Hi and welcome Andre!!
I'm so glad that you found this board and I can assure you that it is a great place to get your thoughts out to people who are wonderful and loving and supportive! I love it here, it's been a great place to come, and as I'm sure you have seen, I'm here quite a bit.
I'm sorry that you're struggling with the consequences of being a long-time ED sufferer! It's not fair that we struggle so much with our ED and then suffer the consequences just when we think we might be getting better! I'm so sorry to hear about your divorce and "relationship" fears as well! That's difficult, and I can relate to you on not wanting to get involved with someone because you are afraid they can't handle your illness! THAT'S WHERE I AM! I have a wonderful man in my life, who I love with all my heart, but I can't let myself get close to him, and as soon as we start to take the "next" step I freak out and push him away.

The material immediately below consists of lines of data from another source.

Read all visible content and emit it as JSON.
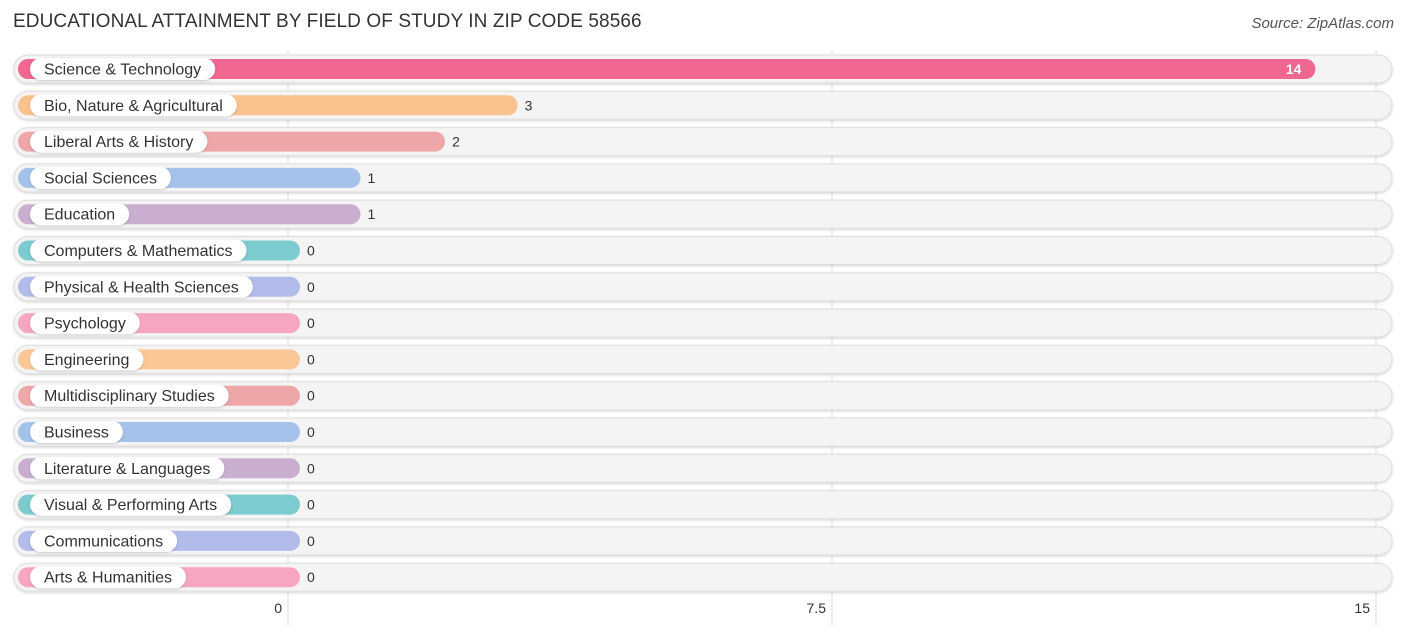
{
  "header": {
    "title": "EDUCATIONAL ATTAINMENT BY FIELD OF STUDY IN ZIP CODE 58566",
    "source": "Source: ZipAtlas.com"
  },
  "chart_data": {
    "type": "bar",
    "orientation": "horizontal",
    "title": "EDUCATIONAL ATTAINMENT BY FIELD OF STUDY IN ZIP CODE 58566",
    "xlabel": "",
    "ylabel": "",
    "xlim": [
      0,
      15
    ],
    "xticks": [
      0,
      7.5,
      15
    ],
    "xtick_labels": [
      "0",
      "7.5",
      "15"
    ],
    "grid": true,
    "categories": [
      "Science & Technology",
      "Bio, Nature & Agricultural",
      "Liberal Arts & History",
      "Social Sciences",
      "Education",
      "Computers & Mathematics",
      "Physical & Health Sciences",
      "Psychology",
      "Engineering",
      "Multidisciplinary Studies",
      "Business",
      "Literature & Languages",
      "Visual & Performing Arts",
      "Communications",
      "Arts & Humanities"
    ],
    "values": [
      14,
      3,
      2,
      1,
      1,
      0,
      0,
      0,
      0,
      0,
      0,
      0,
      0,
      0,
      0
    ],
    "value_labels": [
      "14",
      "3",
      "2",
      "1",
      "1",
      "0",
      "0",
      "0",
      "0",
      "0",
      "0",
      "0",
      "0",
      "0",
      "0"
    ],
    "colors": [
      "#f06792",
      "#f9c28f",
      "#eda7a8",
      "#a5c3ea",
      "#c9aed0",
      "#7ccbcf",
      "#b3bbea",
      "#f6a6c1",
      "#f9c896",
      "#eda7a8",
      "#a5c3ea",
      "#c9aed0",
      "#7ccbcf",
      "#b3bbea",
      "#f6a6c1"
    ]
  }
}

I'm just so afraid that if he ever found out about my ED that he wouldn't be able to handle it and he would leave me. I guess I'm also afraid that if I told him I would be dragging him, unfairly, into MY mess and he doesn't deserve that. Does any of that make sense to you?
I also have many times where I HAVE to purge because it's physically uncomfortable! I didn't know anybody else had that, where it was less of a mental game than it was an actual physical pain game. Wow...it's amazing how everyday I figure out that I'm less and less alone! Thank you for sharing!!
For the record, however, I do not think you will be stuck with this forever!!!!

I am a strong believer (as i'm sure you'll figure out) that EVERYBODY HAS THE POWER TO BEAT THEIR ED!! Don't let it win! Please? Talk to someone, post here, keep reminding yourself that you are beautiful and deserve help! You deserve a life that doesn't contain an ED. It's a long road to recovery, but you can make it. All it takes is one step at a time. Put one foot in front of the other, and you'll be suprised at how far you get! I have faith in everyone here...I have faith in you!!!